Wednesday, August 31, 2011


Directed by Alejandro González Iñárritu.
2010. Rated R, 148 minutes, Spanish.
Javier Bardem
Maricel Álvarez
Hanaa Bouchaib
Guillermo Estrella
Edward Fernández
Luo Jin
George Chibuikwem Chukwuma
Lang Sofia Lin
Diaryatou Daff

Early on, we learn that Uxbal (Bardem) is a criminal. With one hand, he helps find employment for a group of Chinese immigrants. Currently, this means they manufacture bootleg merchandise. He then provides that merchandise to a group of African immigrants who sell it on the streets. Both groups are living in Spain illegally. This is not the part of the man we focus on. We focus on the fact that he’s a single dad to two children, a girl and a boy.
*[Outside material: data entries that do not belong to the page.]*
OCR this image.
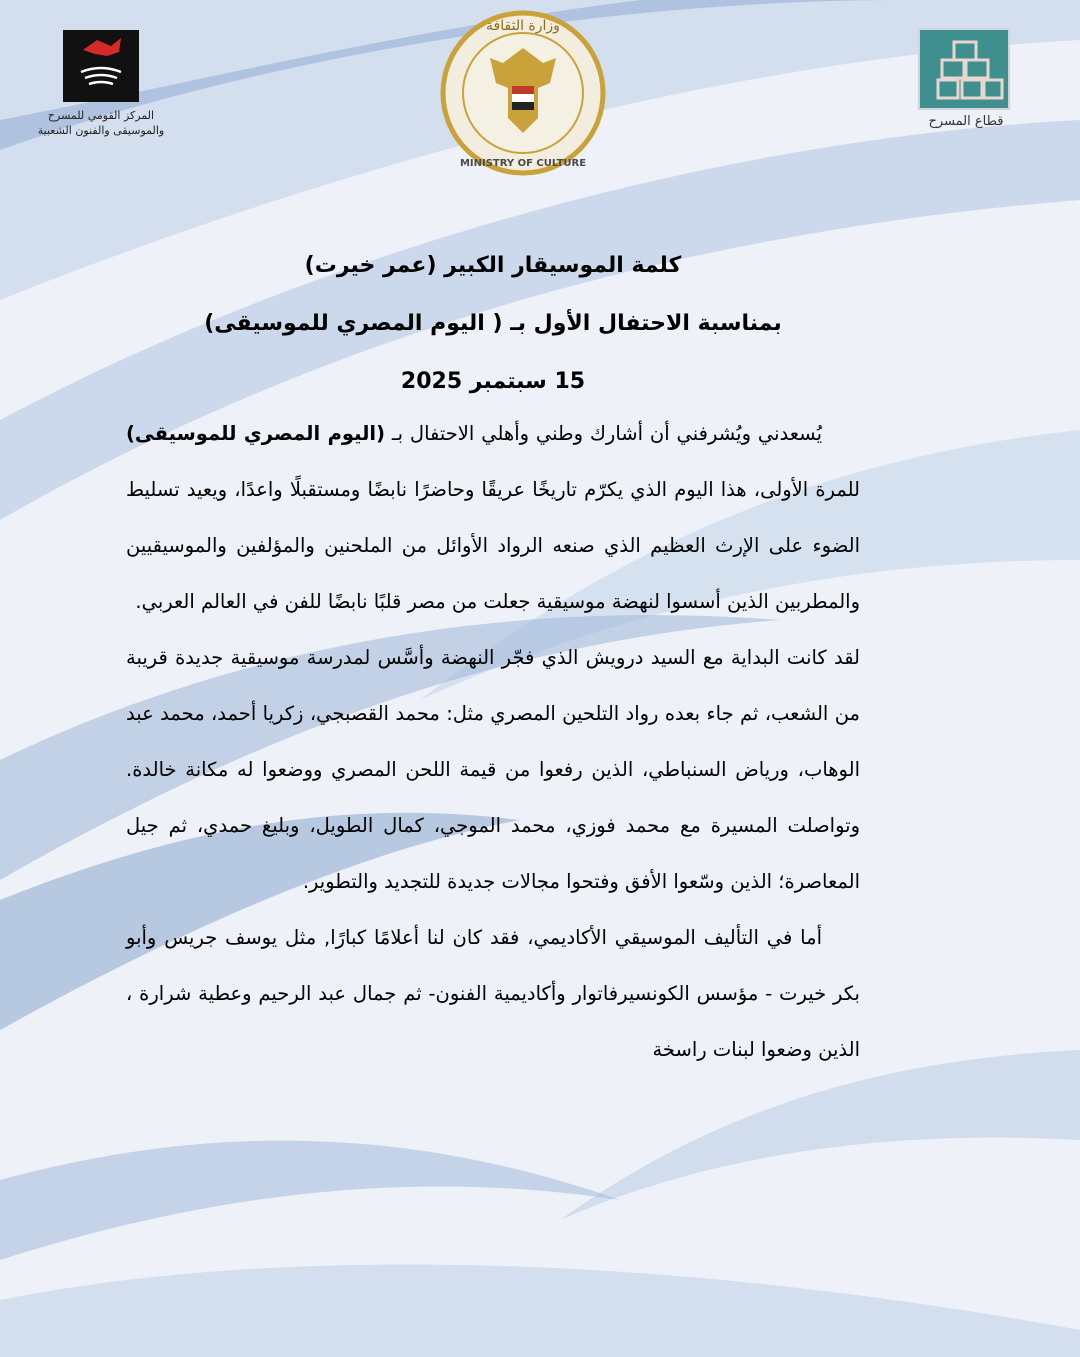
قطاع المسرح
وزارة الثقافة
MINISTRY OF CULTURE
المركز القومي للمسرح
والموسيقى والفنون الشعبية

كلمة الموسيقار الكبير (عمر خيرت)

بمناسبة الاحتفال الأول بـ ( اليوم المصري للموسيقى)

15 سبتمبر 2025

يُسعدني ويُشرفني أن أشارك وطني وأهلي الاحتفال بـ (اليوم المصري للموسيقى) للمرة الأولى، هذا اليوم الذي يكرّم تاريخًا عريقًا وحاضرًا نابضًا ومستقبلًا واعدًا، ويعيد تسليط الضوء على الإرث العظيم الذي صنعه الرواد الأوائل من الملحنين والمؤلفين والموسيقيين والمطربين الذين أسسوا لنهضة موسيقية جعلت من مصر قلبًا نابضًا للفن في العالم العربي.

لقد كانت البداية مع السيد درويش الذي فجّر النهضة وأسَّس لمدرسة موسيقية جديدة قريبة من الشعب، ثم جاء بعده رواد التلحين المصري مثل: محمد القصبجي، زكريا أحمد، محمد عبد الوهاب، ورياض السنباطي، الذين رفعوا من قيمة اللحن المصري ووضعوا له مكانة خالدة. وتواصلت المسيرة مع محمد فوزي، محمد الموجي، كمال الطويل، وبليغ حمدي، ثم جيل المعاصرة؛ الذين وسّعوا الأفق وفتحوا مجالات جديدة للتجديد والتطوير.

أما في التأليف الموسيقي الأكاديمي، فقد كان لنا أعلامًا كبارًا, مثل يوسف جريس وأبو بكر خيرت - مؤسس الكونسيرفاتوار وأكاديمية الفنون- ثم جمال عبد الرحيم وعطية شرارة ، الذين وضعوا لبنات راسخة
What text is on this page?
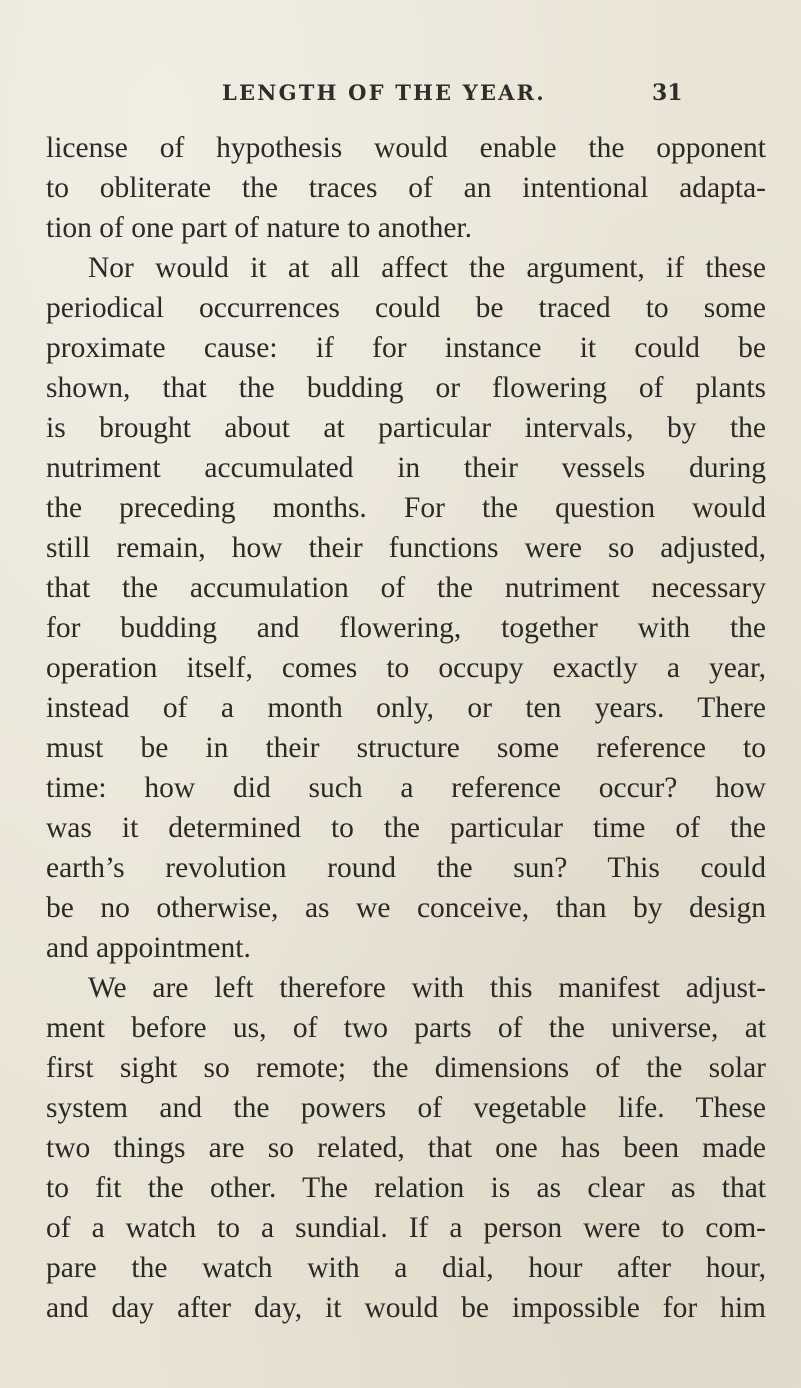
LENGTH OF THE YEAR.	31
license of hypothesis would enable the opponent
to obliterate the traces of an intentional adapta-
tion of one part of nature to another.
Nor would it at all affect the argument, if these
periodical occurrences could be traced to some
proximate cause: if for instance it could be
shown, that the budding or flowering of plants
is brought about at particular intervals, by the
nutriment accumulated in their vessels during
the preceding months. For the question would
still remain, how their functions were so adjusted,
that the accumulation of the nutriment necessary
for budding and flowering, together with the
operation itself, comes to occupy exactly a year,
instead of a month only, or ten years. There
must be in their structure some reference to
time: how did such a reference occur? how
was it determined to the particular time of the
earth’s revolution round the sun? This could
be no otherwise, as we conceive, than by design
and appointment.
We are left therefore with this manifest adjust-
ment before us, of two parts of the universe, at
first sight so remote; the dimensions of the solar
system and the powers of vegetable life. These
two things are so related, that one has been made
to fit the other. The relation is as clear as that
of a watch to a sundial. If a person were to com-
pare the watch with a dial, hour after hour,
and day after day, it would be impossible for him
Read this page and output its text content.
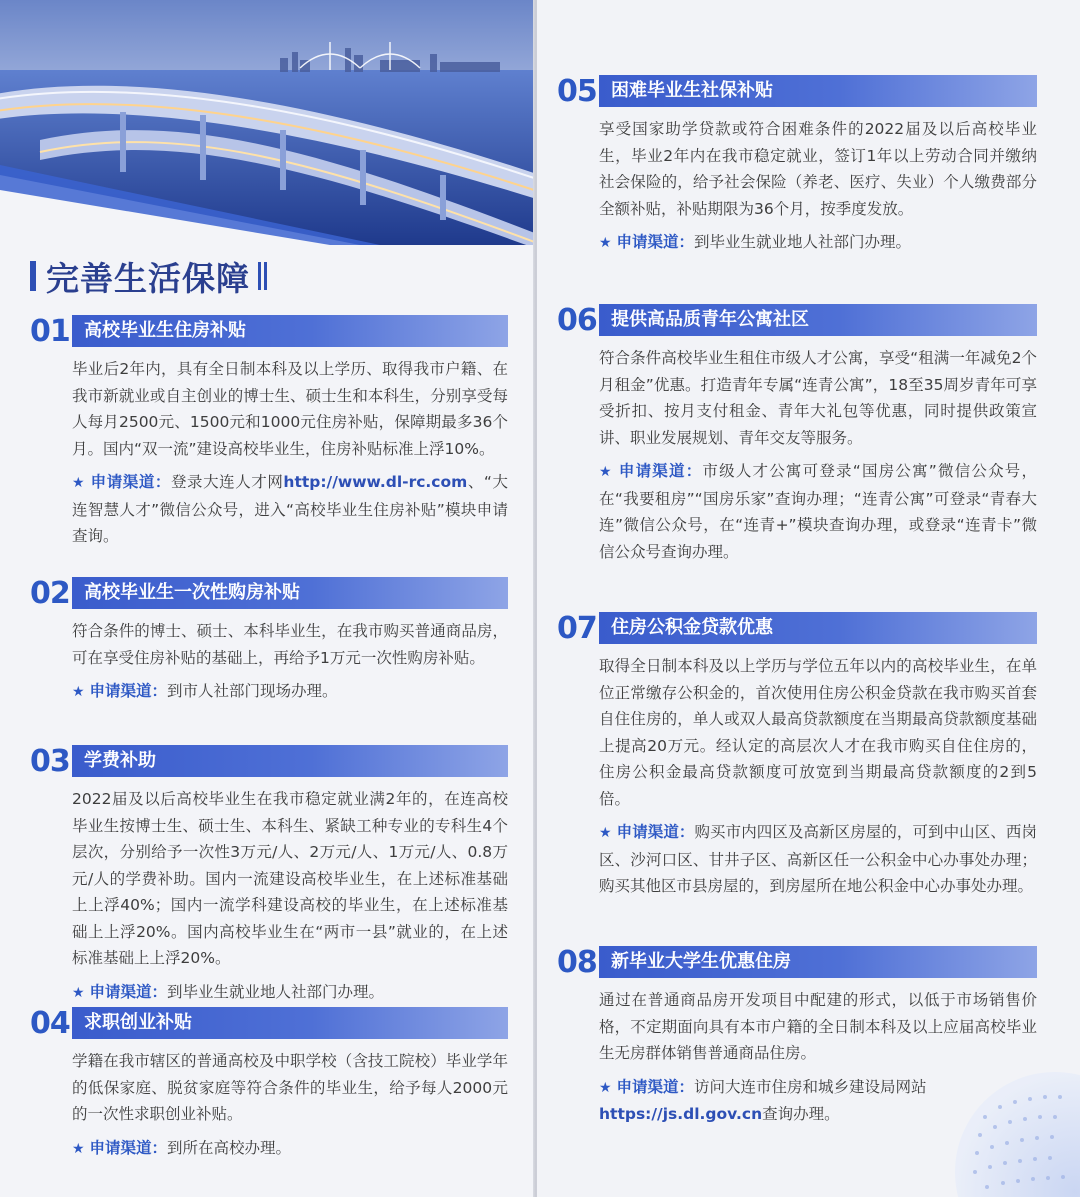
完善生活保障
01 高校毕业生住房补贴
毕业后2年内，具有全日制本科及以上学历、取得我市户籍、在我市新就业或自主创业的博士生、硕士生和本科生，分别享受每人每月2500元、1500元和1000元住房补贴，保障期最多36个月。国内“双一流”建设高校毕业生，住房补贴标准上浮10%。
★ 申请渠道：登录大连人才网http://www.dl-rc.com、“大连智慧人才”微信公众号，进入“高校毕业生住房补贴”模块申请查询。
02 高校毕业生一次性购房补贴
符合条件的博士、硕士、本科毕业生，在我市购买普通商品房，可在享受住房补贴的基础上，再给予1万元一次性购房补贴。
★ 申请渠道：到市人社部门现场办理。
03 学费补助
2022届及以后高校毕业生在我市稳定就业满2年的，在连高校毕业生按博士生、硕士生、本科生、紧缺工种专业的专科生4个层次，分别给予一次性3万元/人、2万元/人、1万元/人、0.8万元/人的学费补助。国内一流建设高校毕业生，在上述标准基础上上浮40%；国内一流学科建设高校的毕业生，在上述标准基础上上浮20%。国内高校毕业生在“两市一县”就业的，在上述标准基础上上浮20%。
★ 申请渠道：到毕业生就业地人社部门办理。
04 求职创业补贴
学籍在我市辖区的普通高校及中职学校（含技工院校）毕业学年的低保家庭、脱贫家庭等符合条件的毕业生，给予每人2000元的一次性求职创业补贴。
★ 申请渠道：到所在高校办理。
05 困难毕业生社保补贴
享受国家助学贷款或符合困难条件的2022届及以后高校毕业生，毕业2年内在我市稳定就业，签订1年以上劳动合同并缴纳社会保险的，给予社会保险（养老、医疗、失业）个人缴费部分全额补贴，补贴期限为36个月，按季度发放。
★ 申请渠道：到毕业生就业地人社部门办理。
06 提供高品质青年公寓社区
符合条件高校毕业生租住市级人才公寓，享受“租满一年减免2个月租金”优惠。打造青年专属“连青公寓”，18至35周岁青年可享受折扣、按月支付租金、青年大礼包等优惠，同时提供政策宣讲、职业发展规划、青年交友等服务。
★ 申请渠道：市级人才公寓可登录“国房公寓”微信公众号，在“我要租房”“国房乐家”查询办理；“连青公寓”可登录“青春大连”微信公众号，在“连青+”模块查询办理，或登录“连青卡”微信公众号查询办理。
07 住房公积金贷款优惠
取得全日制本科及以上学历与学位五年以内的高校毕业生，在单位正常缴存公积金的，首次使用住房公积金贷款在我市购买首套自住住房的，单人或双人最高贷款额度在当期最高贷款额度基础上提高20万元。经认定的高层次人才在我市购买自住住房的，住房公积金最高贷款额度可放宽到当期最高贷款额度的2到5倍。
★ 申请渠道：购买市内四区及高新区房屋的，可到中山区、西岗区、沙河口区、甘井子区、高新区任一公积金中心办事处办理；购买其他区市县房屋的，到房屋所在地公积金中心办事处办理。
08 新毕业大学生优惠住房
通过在普通商品房开发项目中配建的形式，以低于市场销售价格，不定期面向具有本市户籍的全日制本科及以上应届高校毕业生无房群体销售普通商品住房。
★ 申请渠道：访问大连市住房和城乡建设局网站
https://js.dl.gov.cn查询办理。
His business exploits apparently aren’t making him rich. The family stays in an apartment that appears to be coming apart at the seams. They’re all they’ve got.

Uxbal is actually still married to Marambra (Álvarez), the mother of his children. However, they are separated due to some serious issues of hers. Most seriously, she’s bipolar and refuses to take her medication. Then there is her job. She’s a masseuse that does housecalls. Even though its not made explicity clear, it seems safe to assume sex is part of the package she delivers. At least Uxbal seems to think so. When she decides to visit, he rushes her out the door as quickly as possible. It’s like he’s trying to minimize the damage she does to the children.

There are two other strands to the story. Uxbal is very sick. He can also talk to the dead. The former worries him. He’s not really worried about himself. He’s afraid for his children. He grew up without his parents and doesn’t want them to go through the same thing. The latter is something he does on the side. Some believe he’s authentic, some do not.

We follow Uxbal on his daily travels through all the areas of his life. We get to know him pretty thoroughly. Director Iñárritu weaves in and out of each effortlessly. As Uxbal’s world is coming apart we are drawn in. Javier Bardem’s wonderful performance helps in this regard. His is not a mencing portrayal like his role in No Country for Old Men. This is more nuanced and shows a wide range of emotions without being showy or over the top. He strikes each note precisely as he should.

The pace of the movie feels a bit disjointed. There are a few places where it drags and we start to feel the near two and a half hour runtime. There is also one particular aspect that feels like it should’ve been left out. Remember how I mentioned that our hero can talk to the dead? It feels shoe-horned in and completely changes the tone whenever its brought up. At times, an element of horror is introduced that’s totally out of wack with the rest of the film. It’s supposed to justify the opening and closing scenes. However, those scenes would be fine on their own and need no justification. Overall, it’s a good watch with excellent work from its star. Its problems keep it from its full potential, but Bardem deserves to be seen.